A newly published Google patent application explores the topic, and comes up with a method of annotation by comparison to similar images found on the Web, and the text surrounding those similar images.
Method and apparatus for automatically annotating images
Invented by Jay N. Yagnik
US Patent Application 20080021928
Published January 24, 2008
Filed July 24, 2006
One embodiment of the present invention provides a system that automatically annotates an image. During operation, the system receives the image. Next, the system extracts image features from the image.
The system then identifies other images which have similar image features. The system next obtains text associated with the other images, and identifies intersecting keywords in the obtained text. Finally, the system annotates the image with the intersecting keywords.
Problems with Annotating Images
Connections to the Web have become faster and faster, with many higher bandwidth options available to people. This has led to a large increase in the use of pictures and videos on web pages.
Many of those images don’t have accompanying text-based information, such as labels, captions, or titles, that can be helpful in describing the content of the images.
Search is predominantly text-based, with keyword searches being the common way for someone to look for something – even pictures. It can be difficult to search for images through a search engine. The creation of annotations for images such as a set of keywords or a caption can make those searches easier for people.
Traditional methods of annotating images tend to be manual, expensive, and labor intensive.
There have been some other approaches to the automatic annotation of images, like the one described in Formulating Semantic Image Annotation as a Supervised Learning Problem (pdf).
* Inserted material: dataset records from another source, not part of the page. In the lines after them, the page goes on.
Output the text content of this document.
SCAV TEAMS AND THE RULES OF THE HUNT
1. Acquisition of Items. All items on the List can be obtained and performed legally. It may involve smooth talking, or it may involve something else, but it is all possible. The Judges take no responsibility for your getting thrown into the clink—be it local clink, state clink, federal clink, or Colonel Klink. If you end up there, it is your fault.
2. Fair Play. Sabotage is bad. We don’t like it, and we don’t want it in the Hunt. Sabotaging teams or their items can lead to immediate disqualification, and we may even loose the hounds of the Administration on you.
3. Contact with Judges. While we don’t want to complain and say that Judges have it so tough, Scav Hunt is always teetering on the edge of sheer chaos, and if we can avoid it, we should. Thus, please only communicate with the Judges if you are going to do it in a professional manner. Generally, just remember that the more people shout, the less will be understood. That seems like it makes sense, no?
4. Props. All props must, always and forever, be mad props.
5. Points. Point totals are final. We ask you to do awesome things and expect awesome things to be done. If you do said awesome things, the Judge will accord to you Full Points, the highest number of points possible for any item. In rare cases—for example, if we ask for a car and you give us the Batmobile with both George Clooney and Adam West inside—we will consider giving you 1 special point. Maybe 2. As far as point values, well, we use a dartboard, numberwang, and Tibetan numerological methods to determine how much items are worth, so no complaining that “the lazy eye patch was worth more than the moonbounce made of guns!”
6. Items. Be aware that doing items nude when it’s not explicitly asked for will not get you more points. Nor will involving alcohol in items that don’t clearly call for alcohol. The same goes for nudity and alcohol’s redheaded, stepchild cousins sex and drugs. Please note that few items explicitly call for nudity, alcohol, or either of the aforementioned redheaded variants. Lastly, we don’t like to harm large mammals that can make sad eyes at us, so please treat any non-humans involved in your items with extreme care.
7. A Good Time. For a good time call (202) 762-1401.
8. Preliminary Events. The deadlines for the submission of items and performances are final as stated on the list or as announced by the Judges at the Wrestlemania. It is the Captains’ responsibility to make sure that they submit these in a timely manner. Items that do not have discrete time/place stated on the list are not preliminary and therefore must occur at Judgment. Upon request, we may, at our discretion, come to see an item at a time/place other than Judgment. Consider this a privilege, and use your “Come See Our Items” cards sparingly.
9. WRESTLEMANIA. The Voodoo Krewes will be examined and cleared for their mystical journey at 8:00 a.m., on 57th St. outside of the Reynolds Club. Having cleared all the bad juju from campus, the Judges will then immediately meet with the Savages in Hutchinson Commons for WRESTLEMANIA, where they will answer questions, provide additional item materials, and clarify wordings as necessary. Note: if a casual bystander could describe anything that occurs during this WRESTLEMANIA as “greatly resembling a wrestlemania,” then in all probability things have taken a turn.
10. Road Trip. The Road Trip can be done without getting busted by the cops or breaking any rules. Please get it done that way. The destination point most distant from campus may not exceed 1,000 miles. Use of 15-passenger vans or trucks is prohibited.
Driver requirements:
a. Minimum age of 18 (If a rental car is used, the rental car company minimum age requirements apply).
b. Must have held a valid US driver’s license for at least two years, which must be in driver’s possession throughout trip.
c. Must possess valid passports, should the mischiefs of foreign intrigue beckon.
While that kind of approach can make it much easier to remove manual efforts in annotation, they still require some human interaction and review.
An Approach to Automatic Annotation of Images
The annotation system in a nutshell would go as follows:
- An image is received
- Image features are extracted
- Other Images which have similar features are identified
- Text associated with the other images is obtained
- Keywords from that text is identified
- The image is annotated with those keywords
A more technical approach might call for:
- Generating color histograms
- Generating orientation histograms
- Using a direct cosine transform (DCT) technique
- Using a principal component analysis (PCA) technique; or,
- Using a Gabor wavelet technique.
Some other variations include:
- Identifying image features in terms of: shapes, colors, and textures
- Identifying the other images by searching through images on the Internet
- Finding other images with similar image features by using probability models
- Expansion of keywords in the obtained text by adding synonyms for the keywords
- Using images from videos
Using this Process with Videos
Videos without titles or descriptions can benefit from the use of the same approach.
They may be partitioned into a “set of representative frames,” and each of those can be processed as images, using the process described above. After those images are annotated with keywords, they can be analyzed to create a set of common annotations for the whole video.